È cruciale riformulare il problema in termini di "cosa non si può fare", considerando le prospettive della città, cittadini e dei decisori politici, nella zona specifica.

La chiarezza aiuterebbe gli operatori economici a capire cosa è permesso e cosa è vietato, mentre ai cittadini fornirebbe una percezione finalmente comprensibile del destino urbano.

Al contrario di quello che si potrebbe pensare, non si tratta solo un problema di politica:

il destino di Mestre non è ostacolato da inerzie delle amministrazioni. Basti pensare alla virtuosa gestione della giunta Costa, che ha dato vita al Parco San Giuliano, o alle successive amministrazioni che hanno cercato di ricucire dal punto di vista infrastrutturale Mestre e le sue municipalità. Il problema vero sono i tanti “comitati del no”, accomunati solo da una mancanza di prospettiva e di visione del territorio e dall’idea della “decrescita felice” e della stagnazione urbanistica.
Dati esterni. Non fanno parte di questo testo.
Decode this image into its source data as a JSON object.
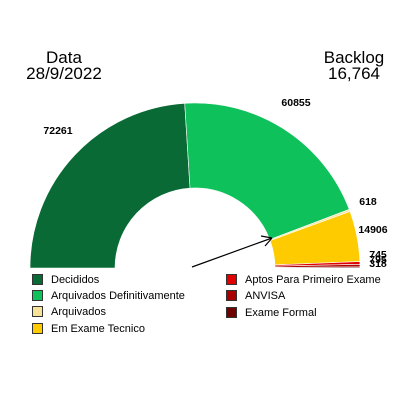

Le infrastrutture strategiche sono già pronte ad abbracciare il cambiamento: ad esempio l'aeroporto Marco Polo, terzo in Italia, è già in procinto di rafforzare i collegamenti con l'alta velocità ferroviaria. Per Mestre, cancellare definitivamente l'etichetta di "brutto anatroccolo” di Venezia è possibile ma passa dall’imboccare una via fatta di garanzie e certezze per gli investitori, e da un dialogo costante con l'amministrazione, aprendo le porte a una città in cui sognare il futuro di ogni zona sia preferibile al vincolo di un piano regolatore antiquato.